For a while the drawing he gave us was different from the one in our heads.  We could not pinpoint what we disliked about the front elevation.  We are not architects, and I surmised through this process that it does in fact take a special person to be able to translate what a customer wants into a home plan to fit his needs.  I love our builder because he listens intently to both of us with quiet, calm, problem-solving skill.  I spent time in the car looking at roof lines and arcs and stone on homes in our area.   We tweaked some more and now we love the finished look. (Did you know that symmetry, in anything, is unnerving? Seriously, pay attention to photos or movies or houses.  If a scene or elevation is symmetrical, it exudes a feeling of uneasiness. )
We do not want a mansion.  We do not want to fund a mansion.  In just five years we will be labeled ’empty nesters’.  So, we must look down the road ‘a ways’…. a new endeavor for this former military family.  So much could happen in five years.  We may even be looking at a new journey called grandparenthood.  It could happen.  Seriously, we are closing in on the benchmark of living to be 50 years old!  One day our builder even gently listed the advantages of ‘one level living’.   In fact, we have had multiple discussions with him on the topic of stairs and steps with this house.

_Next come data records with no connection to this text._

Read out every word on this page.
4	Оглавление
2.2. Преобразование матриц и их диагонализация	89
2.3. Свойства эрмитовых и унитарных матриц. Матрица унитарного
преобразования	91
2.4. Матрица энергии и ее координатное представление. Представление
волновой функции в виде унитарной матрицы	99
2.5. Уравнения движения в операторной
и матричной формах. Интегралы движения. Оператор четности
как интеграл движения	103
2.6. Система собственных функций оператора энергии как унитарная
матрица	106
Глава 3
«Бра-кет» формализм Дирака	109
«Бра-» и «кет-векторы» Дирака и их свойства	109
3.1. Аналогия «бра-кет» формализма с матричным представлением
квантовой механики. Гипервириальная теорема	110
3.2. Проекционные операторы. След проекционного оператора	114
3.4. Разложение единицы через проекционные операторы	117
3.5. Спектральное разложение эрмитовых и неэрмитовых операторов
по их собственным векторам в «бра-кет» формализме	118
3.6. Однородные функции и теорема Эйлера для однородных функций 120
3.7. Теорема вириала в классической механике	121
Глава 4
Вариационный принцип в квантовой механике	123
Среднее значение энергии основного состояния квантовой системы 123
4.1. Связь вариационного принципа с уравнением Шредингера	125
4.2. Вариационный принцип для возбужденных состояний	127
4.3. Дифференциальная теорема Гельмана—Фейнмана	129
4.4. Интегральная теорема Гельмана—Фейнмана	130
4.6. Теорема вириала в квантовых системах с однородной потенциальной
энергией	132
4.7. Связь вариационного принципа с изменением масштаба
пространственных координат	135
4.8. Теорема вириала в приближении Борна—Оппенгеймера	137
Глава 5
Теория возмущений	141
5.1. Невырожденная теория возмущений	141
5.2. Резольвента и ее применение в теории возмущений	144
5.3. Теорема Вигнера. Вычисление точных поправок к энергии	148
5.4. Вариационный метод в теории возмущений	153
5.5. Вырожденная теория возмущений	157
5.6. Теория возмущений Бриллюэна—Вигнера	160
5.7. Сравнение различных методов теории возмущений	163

Truly, he can see further down the road than we can.
 
In this part of the country, we live in a land of basements.  Interestingly, with the exception of our two years in Louisiana, our entire married life has been lived in homes with basements.  So our home will be just the main level and basement.  Envisioning our living space ten or twenty years down the road is indeed a new adventure on its own.

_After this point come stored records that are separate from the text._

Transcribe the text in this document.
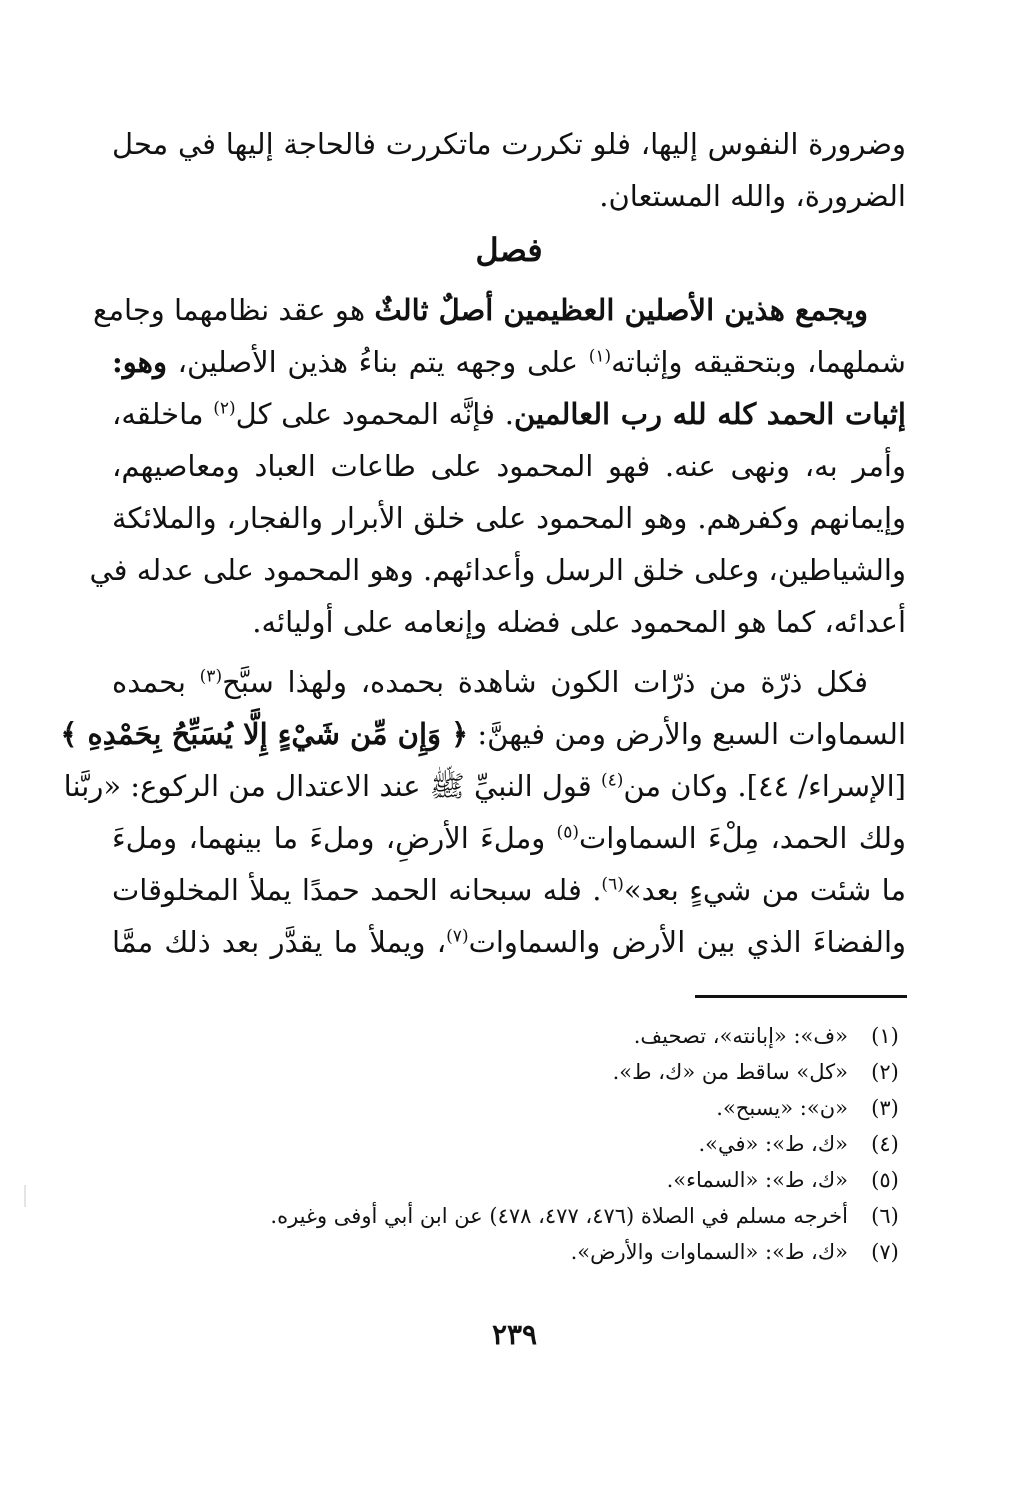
وضرورة النفوس إليها، فلو تكررت ماتكررت فالحاجة إليها في محل
الضرورة، والله المستعان.
فصل
ويجمع هذين الأصلين العظيمين أصلٌ ثالثٌ هو عقد نظامهما وجامع
شملهما، وبتحقيقه وإثباته$^{(١)}$ على وجهه يتم بناءُ هذين الأصلين، وهو:
إثبات الحمد كله لله رب العالمين. فإنَّه المحمود على كل$^{(٢)}$ ماخلقه،
وأمر به، ونهى عنه. فهو المحمود على طاعات العباد ومعاصيهم،
وإيمانهم وكفرهم. وهو المحمود على خلق الأبرار والفجار، والملائكة
والشياطين، وعلى خلق الرسل وأعدائهم. وهو المحمود على عدله في
أعدائه، كما هو المحمود على فضله وإنعامه على أوليائه.
فكل ذرّة من ذرّات الكون شاهدة بحمده، ولهذا سبَّح$^{(٣)}$ بحمده
السماوات السبع والأرض ومن فيهنَّ: ﴿ وَإِن مِّن شَيْءٍ إِلَّا يُسَبِّحُ بِحَمْدِهِ ﴾
[الإسراء/ ٤٤]. وكان من$^{(٤)}$ قول النبيِّ ﷺ عند الاعتدال من الركوع: «ربَّنا
ولك الحمد، مِلْءَ السماوات$^{(٥)}$ وملءَ الأرضِ، وملءَ ما بينهما، وملءَ
ما شئت من شيءٍ بعد»$^{(٦)}$. فله سبحانه الحمد حمدًا يملأ المخلوقات
والفضاءَ الذي بين الأرض والسماوات$^{(٧)}$، ويملأ ما يقدَّر بعد ذلك ممَّا
(١)
«ف»: «إبانته»، تصحيف.
(٢)
«كل» ساقط من «ك، ط».
(٣)
«ن»: «يسبح».
(٤)
«ك، ط»: «في».
(٥)
«ك، ط»: «السماء».
(٦)
أخرجه مسلم في الصلاة (٤٧٦، ٤٧٧، ٤٧٨) عن ابن أبي أوفى وغيره.
(٧)
«ك، ط»: «السماوات والأرض».
٢٣٩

Housing is expensive here, probably twice the price of Texas real estate. Sticker shock was a big hurdle initially.  Now add in a view of the mountains and the bottom line increases even more.  However, we learned when we lived in Germany how living in a beautiful setting soothes the soul.  Gazing at creation daily and existing within its vastness became important then.  We knew we did not want to look at concrete in our retirement years.  So, a home with a lovely view surfaced early as our primary need.
Mountains are visible in this part of Utah in every direction while offering a full four seasons  to enjoy hiking, skiing, boating.  Honestly, I’ve been in awe of the beautiful, gentle spring, just as I was the autumn and winter months.  We arrived at the end of last summer, so we enjoyed the vivid fall colors and snow peaked mountains.  This spring packed its own surprising punch, giving lush green landscapes and cool temperatures.

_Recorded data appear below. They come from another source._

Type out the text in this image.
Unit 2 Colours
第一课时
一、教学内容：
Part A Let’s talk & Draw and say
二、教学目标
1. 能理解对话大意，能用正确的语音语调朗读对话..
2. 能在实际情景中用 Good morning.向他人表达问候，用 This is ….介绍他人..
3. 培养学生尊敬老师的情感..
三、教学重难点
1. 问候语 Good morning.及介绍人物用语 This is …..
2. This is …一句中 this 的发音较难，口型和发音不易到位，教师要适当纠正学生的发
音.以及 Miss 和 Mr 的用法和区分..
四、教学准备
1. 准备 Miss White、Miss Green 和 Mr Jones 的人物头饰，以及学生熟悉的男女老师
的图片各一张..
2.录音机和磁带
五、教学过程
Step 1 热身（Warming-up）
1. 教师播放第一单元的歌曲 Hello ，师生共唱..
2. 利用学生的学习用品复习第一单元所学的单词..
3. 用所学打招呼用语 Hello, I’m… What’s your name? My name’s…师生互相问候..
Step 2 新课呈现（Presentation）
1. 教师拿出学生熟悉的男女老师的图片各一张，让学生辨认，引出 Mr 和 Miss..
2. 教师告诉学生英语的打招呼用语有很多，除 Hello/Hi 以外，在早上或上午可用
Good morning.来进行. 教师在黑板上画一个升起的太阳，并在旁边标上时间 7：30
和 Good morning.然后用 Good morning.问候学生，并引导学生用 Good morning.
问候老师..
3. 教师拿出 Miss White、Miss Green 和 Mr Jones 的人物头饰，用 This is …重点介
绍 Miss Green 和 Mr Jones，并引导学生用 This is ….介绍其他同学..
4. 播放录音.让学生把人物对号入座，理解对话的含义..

We want this house to be an ‘escape to nature’ for our immediate and extended family, both now and down the road.  A respite of sorts to enjoy such landscapes.  I want it to be filled with noise and laughter and joy most of all.  I want a long table to bless others with food and a big kitchen island to hover around.  We want to build memories here.  Even given all that, it seems hard to gulp down the term ‘forever house’.  I guess we have a problem with permanence.  We say we are ready to stop moving, but coming to grips with that fact is, frankly, difficult.  Every time our builder mentions that term – the hubby and I just look at each other with wide eyes.
For twenty-five years we have been a family that embraces change.  Our children are slowly discovering that most families do not thrive on mobility.  Their roots are buried deep in their home ‘lands’.  Our roots are spread wide in movable pots, gathering nourishment from our wide circle of other like-minded wanderers.  So, maybe now we will just enjoy the changing seasons, a more gentle ‘changing’ than we know, but change nonetheless.
I joyfully anticipate living a slower, country life, documenting it all with my camera.  We long to park our stuff for one last time and finally rid ourselves of boxes.  Parking is a relevant descriptor here.  It has a different connotation from ‘planting’. Parking must happen first.  I am not sure we are ready to discard the containers that will expose our roots.  Nevertheless we move forward one step at a time.